In Abgrenzung gegen solche Strategien beschreibt Leder die Gedächtnisleistung von Bernard Mangiantes Film „Lager des Schweigens“. Wie bereits Claude Lanzmans „Shoah“ stellt sich diese Dokumentation einem spezifischen Problem des Umgangs mit der Vergangenheit: Zeitzeugen, die zur Veröffentlichung quälender Erinnerungen bereit sind, haben diese oftmals in verfestigter Form parat, die dem Selbst-Schutz dient. Erinnerung erscheint in der Gestalt eines schon fertigen Textes. Diese verbale Panzerung zu durchbrechen oder darüberhinaus die Erinnerung an noch nie Gesagtes zu wecken kann gelingen, wenn durch Dreharbeiten an Stätten der Geschichte ein unmittelbarer Zugang zum Erlebten eröffnet wird.

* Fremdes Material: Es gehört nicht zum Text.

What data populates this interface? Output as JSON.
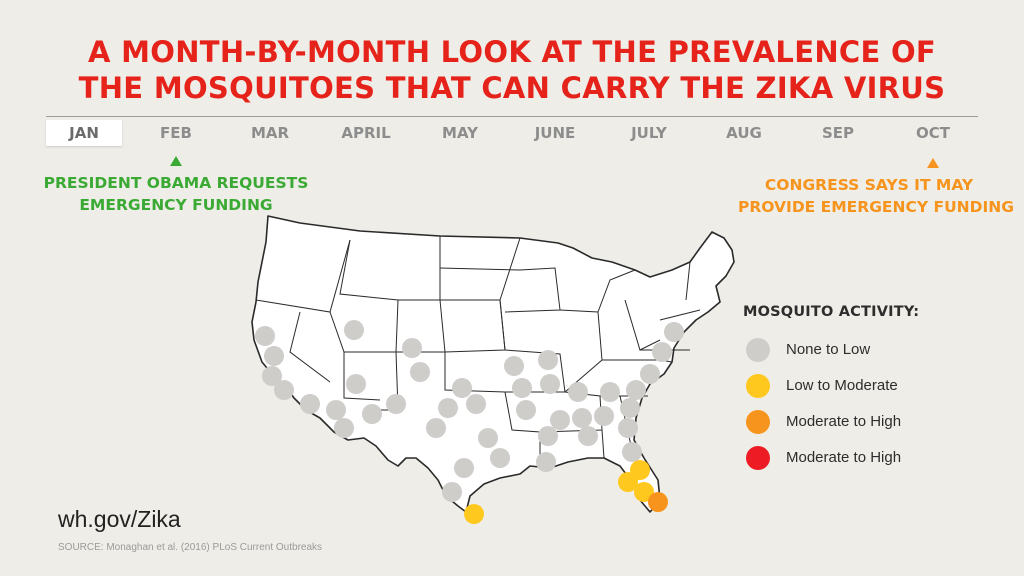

Dietrich Leder schließt mit persönlichen Erinnerungen an den November 1989, dem Zeitpunkt der Erstaufführung von „Lager des Schweigens“ in Duisburg, zugleich aber auch historisch gewichtiges Datum: Mit dem Fall der Mauer und einer Reise nach Leipzig verbinden sich nun Erinnerungen an Gespräche und Totengedenken – an den ehemaligen Kultusminister Hans Schwier sowie den WDR-Redakteur Knut Fischer, die beide einen Anteil an nordrheinwestfälischer Dokumentarfilmgeschichte haben.